The Text Aphasia Battery (TAB): A Clinically-Grounded Benchmark for Aphasia-Like Deficits in Language Models
Nathan Roll, Jill Kries, Flora Jin, Catherine Wang, Ann Marie Finley, Meghan Sumner, Cory Shain, Laura Gwilliams
TL;DR
The paper presents the Text Aphasia Battery (TAB), a text-only benchmark adapted from the Quick Aphasia Battery to assess aphasia-like deficits in language models. It reframes aphasia evaluation as a computational behavioral benchmark, with four subtests (Connected Text, Word Comprehension, Sentence Comprehension, Repetition) and an automated APROCSA-based evaluation using in-context prompting in Gemini 2.5 Flash, achieving reliability comparable to expert raters when prevalence is accounted for ($\kappa$ values of $0.255$ vs $0.286$). The TAB enables scalable, text-based analysis of linguistic breakdown in LLMs, bridging clinical aphasiology and computational linguistics while acknowledging limitations such as modality constraints, limited items, and the need for language/cultural adaptation.
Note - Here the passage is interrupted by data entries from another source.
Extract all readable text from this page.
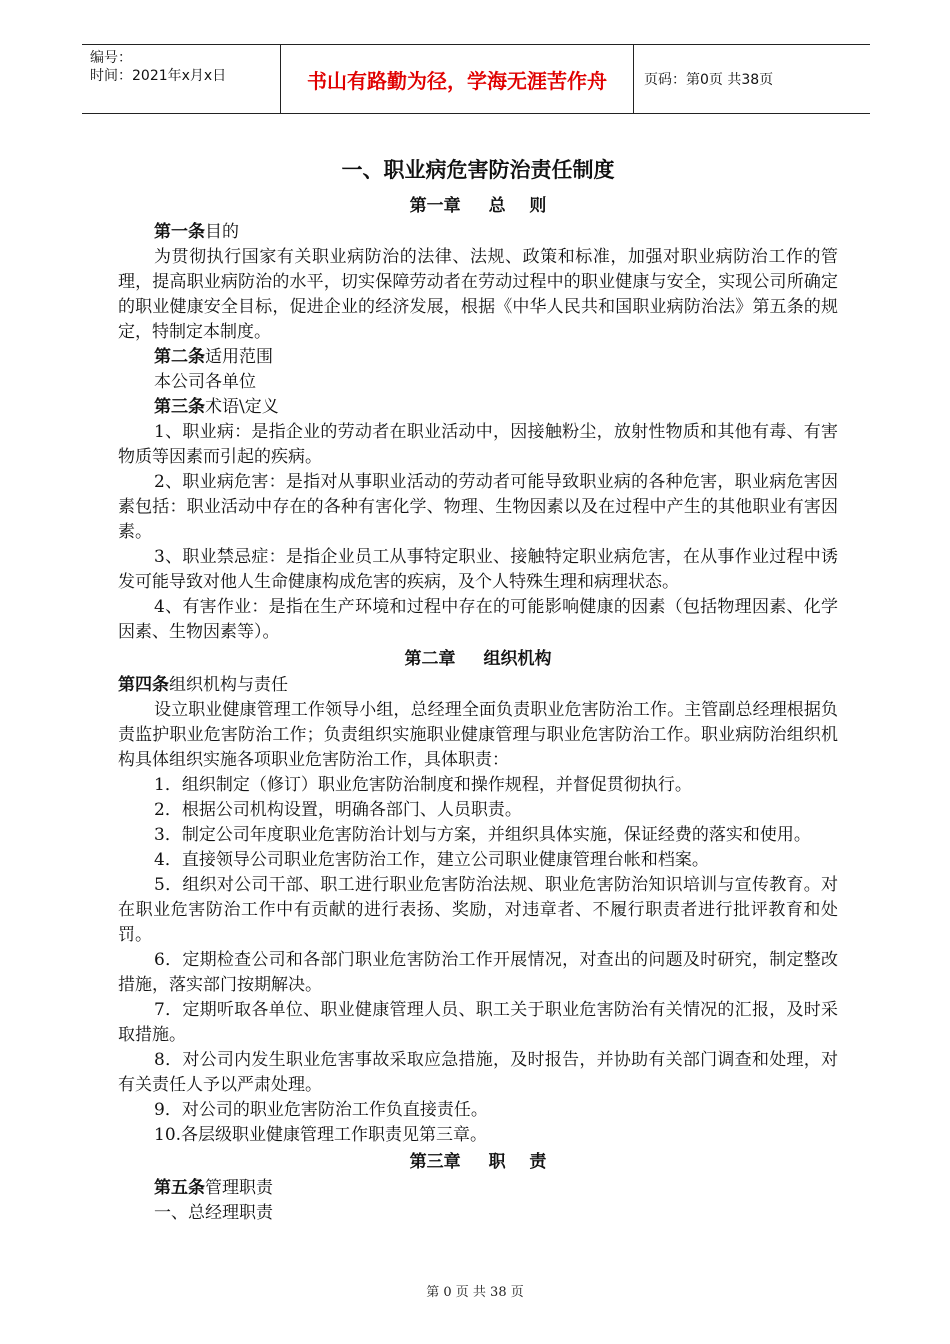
编号：
时间：2021年x月x日	书山有路勤为径，学海无涯苦作舟	页码：第0页 共38页
一、职业病危害防治责任制度
第一章 总    则

第一条目的

为贯彻执行国家有关职业病防治的法律、法规、政策和标准，加强对职业病防治工作的管理，提高职业病防治的水平，切实保障劳动者在劳动过程中的职业健康与安全，实现公司所确定的职业健康安全目标，促进企业的经济发展，根据《中华人民共和国职业病防治法》第五条的规定，特制定本制度。

第二条适用范围

本公司各单位

第三条术语\定义

1、职业病：是指企业的劳动者在职业活动中，因接触粉尘，放射性物质和其他有毒、有害物质等因素而引起的疾病。

2、职业病危害：是指对从事职业活动的劳动者可能导致职业病的各种危害，职业病危害因素包括：职业活动中存在的各种有害化学、物理、生物因素以及在过程中产生的其他职业有害因素。

3、职业禁忌症：是指企业员工从事特定职业、接触特定职业病危害，在从事作业过程中诱发可能导致对他人生命健康构成危害的疾病，及个人特殊生理和病理状态。

4、有害作业：是指在生产环境和过程中存在的可能影响健康的因素（包括物理因素、化学因素、生物因素等）。

第二章 组织机构

第四条组织机构与责任

设立职业健康管理工作领导小组，总经理全面负责职业危害防治工作。主管副总经理根据负责监护职业危害防治工作；负责组织实施职业健康管理与职业危害防治工作。职业病防治组织机构具体组织实施各项职业危害防治工作，具体职责：

1．组织制定（修订）职业危害防治制度和操作规程，并督促贯彻执行。

2．根据公司机构设置，明确各部门、人员职责。

3．制定公司年度职业危害防治计划与方案，并组织具体实施，保证经费的落实和使用。

4．直接领导公司职业危害防治工作，建立公司职业健康管理台帐和档案。

5．组织对公司干部、职工进行职业危害防治法规、职业危害防治知识培训与宣传教育。对在职业危害防治工作中有贡献的进行表扬、奖励，对违章者、不履行职责者进行批评教育和处罚。

6．定期检查公司和各部门职业危害防治工作开展情况，对查出的问题及时研究，制定整改措施，落实部门按期解决。

7．定期听取各单位、职业健康管理人员、职工关于职业危害防治有关情况的汇报，及时采取措施。

8．对公司内发生职业危害事故采取应急措施，及时报告，并协助有关部门调查和处理，对有关责任人予以严肃处理。

9．对公司的职业危害防治工作负直接责任。

10.各层级职业健康管理工作职责见第三章。

第三章 职    责

第五条管理职责

一、总经理职责

第 0 页 共 38 页
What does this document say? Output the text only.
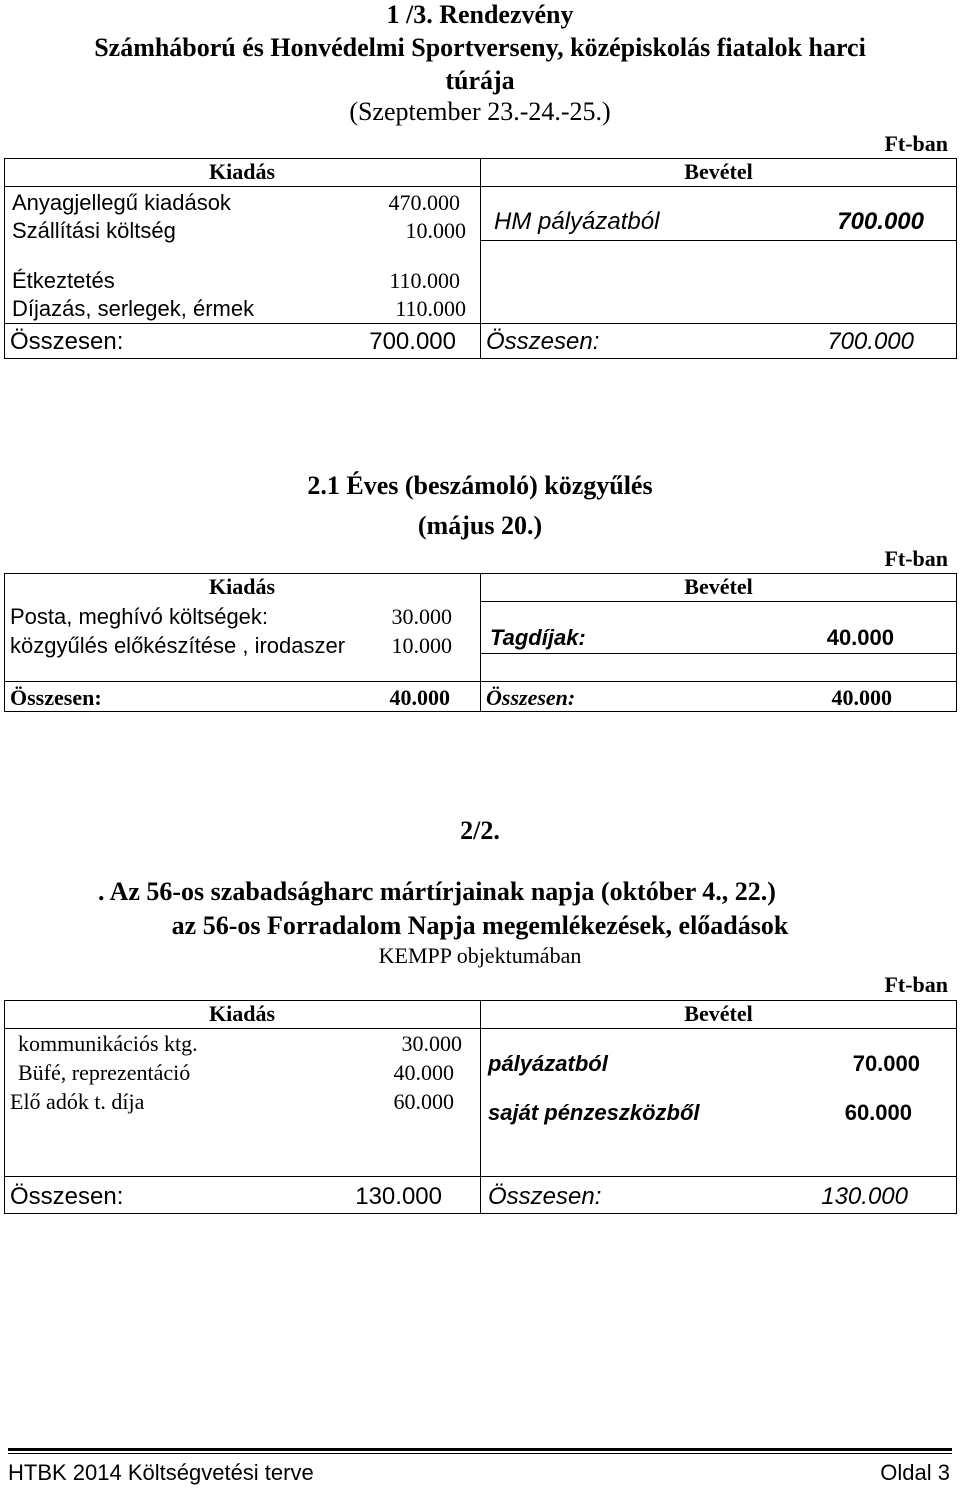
1 /3. Rendezvény
Számháború és Honvédelmi Sportverseny, középiskolás fiatalok harci
túrája
(Szeptember 23.-24.-25.)
Ft-ban
Kiadás	Bevétel
Anyagjellegű kiadások	470.000
Szállítási költség	10.000
Étkeztetés	110.000
Díjazás, serlegek, érmek	110.000
HM pályázatból	700.000
Összesen:	700.000 Összesen:	700.000
2.1 Éves (beszámoló) közgyűlés
(május 20.)
Ft-ban
Kiadás	Bevétel
Posta, meghívó költségek:	30.000
közgyűlés előkészítése , irodaszer	10.000 Tagdíjak:	40.000
Összesen:	40.000 Összesen:	40.000
2/2.
. Az 56-os szabadságharc mártírjainak napja (október 4., 22.)
az 56-os Forradalom Napja megemlékezések, előadások
KEMPP objektumában
Ft-ban
Kiadás	Bevétel
kommunikációs ktg.	30.000
Büfé, reprezentáció	40.000
Elő adók t. díja	60.000
pályázatból	70.000
saját pénzeszközből	60.000
Összesen:	130.000 Összesen:	130.000
HTBK 2014 Költségvetési terve	Oldal 3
This work provides a principled, open framework for probing language structure and representational integrity in artificial systems, with potential to guide model refinement and theoretical work on language processing. ${ ext{TAB}}$ thus serves as a practical tool for large-scale study of aphasia-like patterns in AI and a stepping stone toward more nuanced cross-disciplinary theories of language in machines.
Abstract
Large language models (LLMs) have emerged as a candidate "model organism" for human language, offering an unprecedented opportunity to study the computational basis of linguistic disorders like aphasia. However, traditional clinical assessments are ill-suited for LLMs, as they presuppose human-like pragmatic pressures and probe cognitive processes not inherent to artificial architectures. We introduce the Text Aphasia Battery (TAB), a text-only benchmark adapted from the Quick Aphasia Battery (QAB) to assess aphasic-like deficits in LLMs. The TAB comprises four subtests: Connected Text, Word Comprehension, Sentence Comprehension, and Repetition. This paper details the TAB's design, subtests, and scoring criteria. To facilitate large-scale use, we validate an automated evaluation protocol using Gemini 2.5 Flash, which achieves reliability comparable to expert human raters (prevalence-weighted Cohen's kappa = 0.255 for model--consensus agreement vs. 0.286 for human--human agreement). We release TAB as a clinically-grounded, scalable framework for analyzing language deficits in artificial systems.